O futuro da advocacia e os advogados do
futuro estão condicionados pelas
transformações que ocorrem no globalismo
presente.
Quando, há
poucos dias, ao olhar a primeira página de um jornal de grande circulação,
deparei com uma enorme fotografia em que, tendo por fundo o edifício da Assembleia
da República, sobressaía uma advogada, ainda jovem, de toga vestida, a soprar
num apito vermelho com o ar mais estúpido deste mundo, veio ao meu espirito, de
imediato, o livro de Richard Susskind cujo título é “The End of Lawyers?” (Oxford University Press, 2008). E, mergulhado
na vergonha que me invadiu ao ver tal fotografia, lembrei-me, também, do debate
em curso em França à volta do corporativismo profissional, nomeadamente
(sobretudo) dos advogados, no século XXI, numa nova sociedade e a urgência de
lhe pôr cobro.
Sabe-se que os
advogados estão em luta – bastaria, de resto, folhear o número 115 (junho 2014)
do Boletim da Ordem dos Advogados onde, na capa, se destaca “ADVOGADOS EM LUTA”

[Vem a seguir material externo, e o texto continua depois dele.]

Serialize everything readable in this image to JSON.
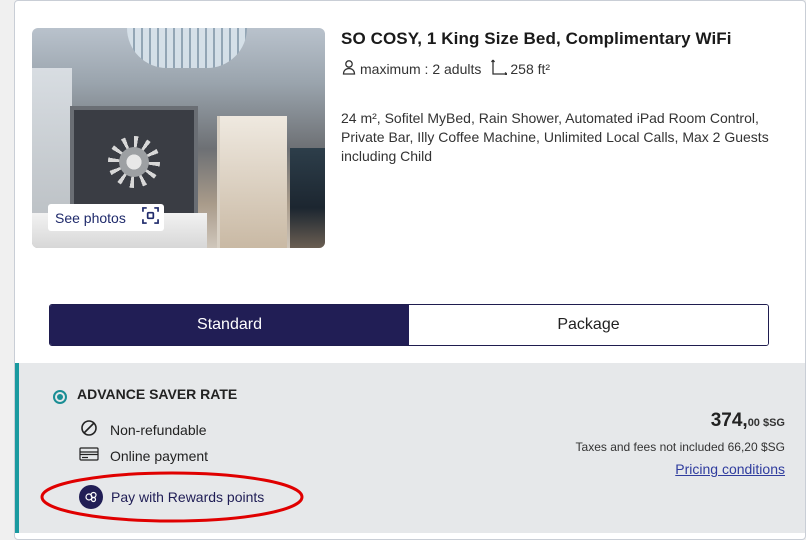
{
  "room": {
    "title": "SO COSY, 1 King Size Bed, Complimentary WiFi",
    "occupancy": "maximum : 2 adults",
    "area": "258 ft²",
    "description": "24 m², Sofitel MyBed, Rain Shower, Automated iPad Room Control, Private Bar, Illy Coffee Machine, Unlimited Local Calls, Max 2 Guests including Child",
    "see_photos": "See photos",
    "icons": {
      "occupancy": "person-icon",
      "area": "area-icon",
      "photos": "expand-icon"
    }
  },
  "tabs": [
    {
      "label": "Standard",
      "active": true
    },
    {
      "label": "Package",
      "active": false
    }
  ],
  "rate": {
    "name": "ADVANCE SAVER RATE",
    "selected": true,
    "conditions": [
      {
        "icon": "no-refund-icon",
        "label": "Non-refundable"
      },
      {
        "icon": "credit-card-icon",
        "label": "Online payment"
      }
    ],
    "rewards_label": "Pay with Rewards points",
    "price_main": "374,",
    "price_decimals": "00 $SG",
    "taxes": "Taxes and fees not included 66,20 $SG",
    "pricing_link": "Pricing conditions"
  },
  "colors": {
    "navy": "#211e55",
    "teal": "#1a9aa0",
    "link": "#2f3c9e",
    "highlight": "#e00000",
    "panel": "#e6e8ea"
  }
}
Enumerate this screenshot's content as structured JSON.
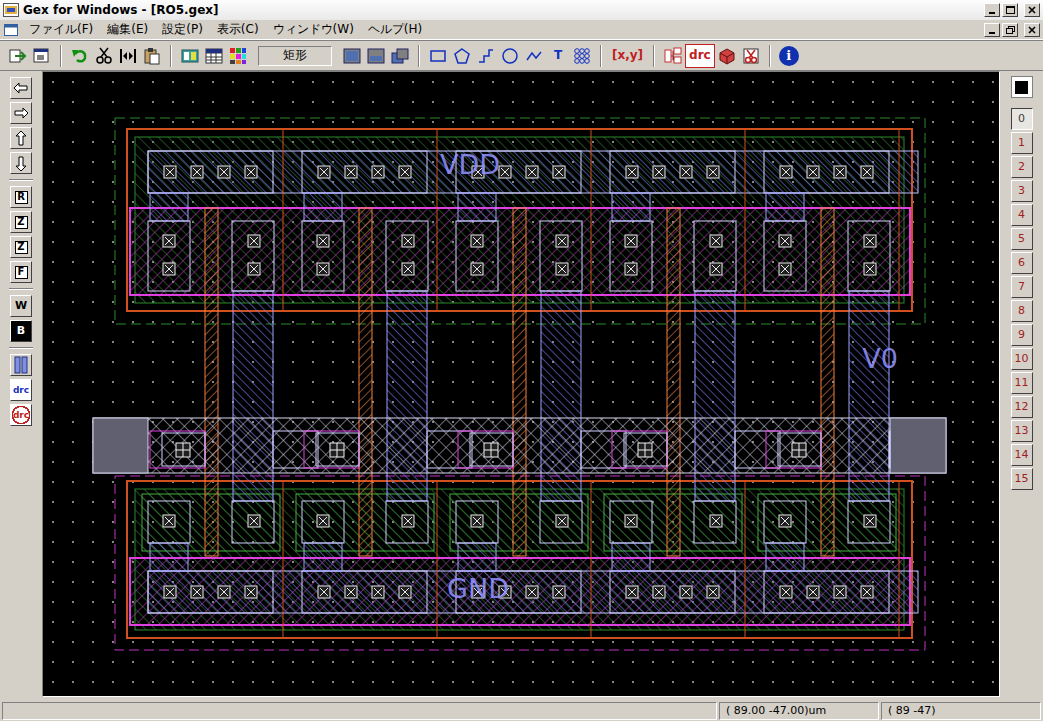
{
  "window": {
    "title": "Gex for Windows - [RO5.gex]"
  },
  "menu": [
    "ファイル(F)",
    "編集(E)",
    "設定(P)",
    "表示(C)",
    "ウィンドウ(W)",
    "ヘルプ(H)"
  ],
  "toolbar": {
    "shape_mode": "矩形",
    "text_tool": "T",
    "coord": "[x,y]",
    "drc": "drc",
    "info": "i"
  },
  "left_toolbar": [
    {
      "label": "R",
      "kind": "letter"
    },
    {
      "label": "Z",
      "kind": "letter"
    },
    {
      "label": "Z",
      "kind": "letter"
    },
    {
      "label": "F",
      "kind": "letter"
    },
    {
      "label": "W",
      "kind": "plain"
    },
    {
      "label": "B",
      "kind": "inverse"
    },
    {
      "label": "drc",
      "kind": "drc"
    },
    {
      "label": "drc",
      "kind": "drc-off"
    }
  ],
  "layers": [
    {
      "label": "0",
      "selected": true
    },
    {
      "label": "1",
      "selected": false
    },
    {
      "label": "2",
      "selected": false
    },
    {
      "label": "3",
      "selected": false
    },
    {
      "label": "4",
      "selected": false
    },
    {
      "label": "5",
      "selected": false
    },
    {
      "label": "6",
      "selected": false
    },
    {
      "label": "7",
      "selected": false
    },
    {
      "label": "8",
      "selected": false
    },
    {
      "label": "9",
      "selected": false
    },
    {
      "label": "10",
      "selected": false
    },
    {
      "label": "11",
      "selected": false
    },
    {
      "label": "12",
      "selected": false
    },
    {
      "label": "13",
      "selected": false
    },
    {
      "label": "14",
      "selected": false
    },
    {
      "label": "15",
      "selected": false
    }
  ],
  "canvas": {
    "labels": [
      {
        "text": "VDD"
      },
      {
        "text": "V0"
      },
      {
        "text": "GND"
      }
    ]
  },
  "status_bar": [
    "( 89.00 -47.00)um",
    "( 89 -47)"
  ]
}
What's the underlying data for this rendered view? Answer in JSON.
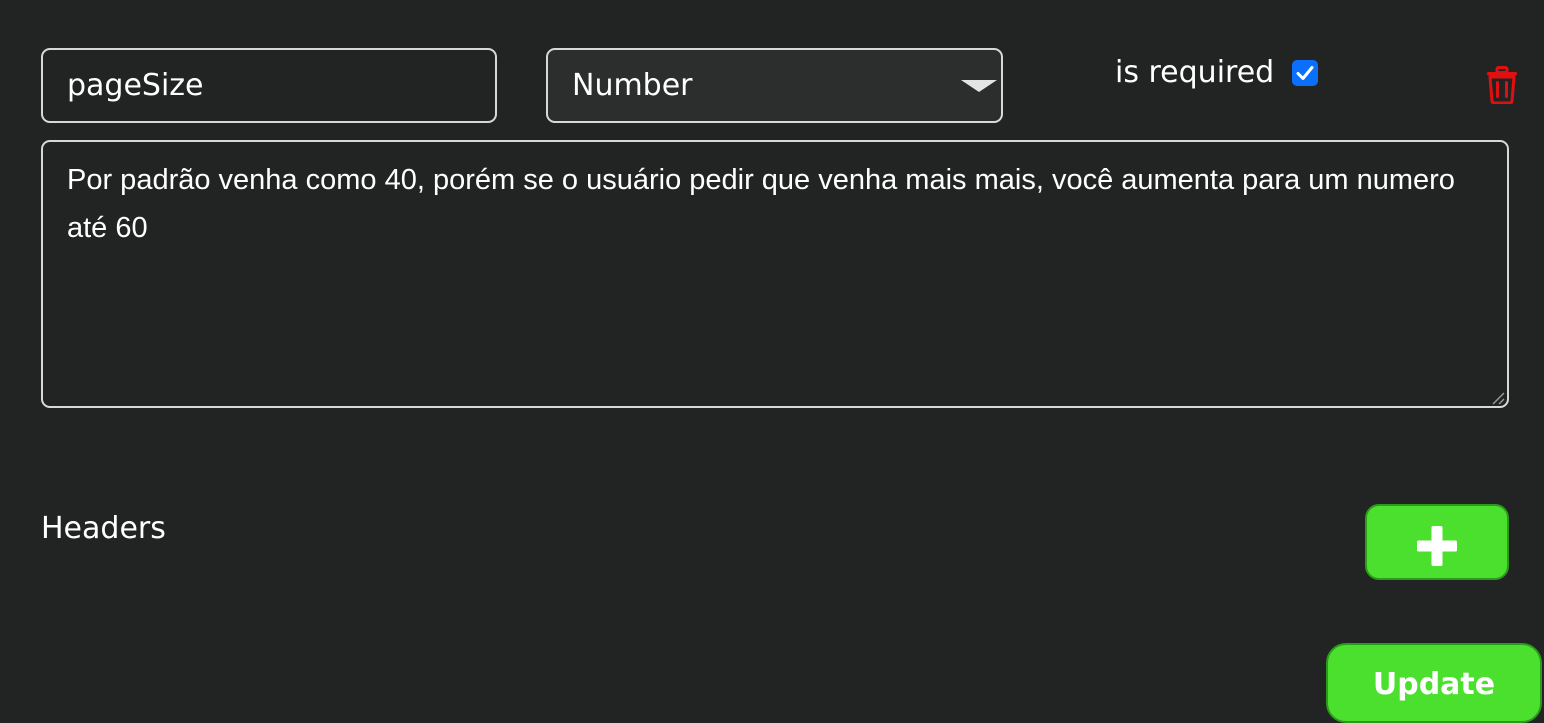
{
  "param": {
    "name_value": "pageSize",
    "type_value": "Number",
    "required_label": "is required",
    "required_checked": true,
    "description_value": "Por padrão venha como 40, porém se o usuário pedir que venha mais mais, você aumenta para um numero até 60"
  },
  "headers": {
    "label": "Headers"
  },
  "actions": {
    "update_label": "Update"
  },
  "icons": {
    "delete": "trash-icon",
    "add": "plus-icon",
    "check": "checkmark-icon",
    "dropdown": "caret-down-icon"
  },
  "colors": {
    "background": "#222423",
    "accent_green": "#4ce02e",
    "delete_red": "#e01010",
    "checkbox_blue": "#0a6ffb",
    "border": "#d8d8d8"
  }
}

para ter uma prova definitiva dessa situação. E, decerto, terão muitas e fortes
razões para o seu inconformismo e, até, revolta. Eu tenho. Mas não posso
ignorar, também, a responsabilidade que é a nossa – dos advogados – pela
situação caótica com que nos debatemos e, sobretudo, pela incapacidade geral de
compreendermos que o mundo mudou, as instituições evoluíram, a economia e as
tecnologias já não são o que foram, e que tudo marcou e condiciona o papel dos
advogados.
Distraídos,
egoístas, soberbos nos nossos fatos às riscas, nos nossos carros de alta
cilindrada, nas nossas pastas de pele, muitos nos descuidamos na defesa dos
cidadãos, da Justiça e do Estado de Direito. Entretanto invadiu o mercado uma
juventude de juristas, tecnicamente mal preparados e economicamente
descamisados, no contexto de uma sociedade líquida, em decomposição. (Valerá a
pena ler, a propósito, Alain Touraine e o seu recente livro “La Fin des Sociétés”, 2013, Seuil).
A advocacia foi,
paulatinamente, para muitos, deixando de ser uma profissão liberal para ser
exercida subordinadamente num qualquer regime de prestação de trabalho. Adveio,
então, o princípio do seu fim enquanto fenecia, ainda, a honra de ser advogado
e o risco de o ser. Aqueles que, porém, não foram levados na enxurrada da proletarização
da advocacia, de alguma outra forma, por arrastamento, viveram e vivem
frequentemente num espaço de esquizofrenia coletiva em que nada vale e vale
tudo sendo a Justiça e o Direito meras ilusões.
O futuro da
advocacia e os advogados do futuro estão condicionados pelas transformações que
ocorrem no globalismo presente. Lutar contra o “novo mapa judiciário” pode ser
útil para alguns, mas, sobretudo, expressa a ignorância relativamente às
grandes transformações do mundo da vida em que os advogados devem estar
presentes.
Richard
Susskind, no livro referido acima, perspetiva cinco tipos de advogados no
futuro (p. 271 ss.). Realista ou utópica a sua análise, mereceria de qualquer
modo, uma boa discussão entre os advogados e a preparação urgente dos caminhos
a seguir.
Sei que tudo
isto seria muito mais difícil do que andar, de apito vermelho na boca, a gritar
contra um qualquer mapa judiciário. Mas aquele é o único caminho que poderá a
vir a devolver aos advogados a dignidade perdida de servidores de Direito – em
toda a dimensão da palavra – e a força ética e moral de defensores dos que não
têm voz.
Já tive profundo
orgulho em ser advogado. Oxalá que ainda vá a tempo de o recuperar. Mas por
este andar, perante colegas de apito vermelho na boca, cada vez me sinto pouco
mais que um mero sinaleiro atrapalhado no cruzamento de interesses que nada têm
que ver com um Estado de Direito nem com o ser Advogado.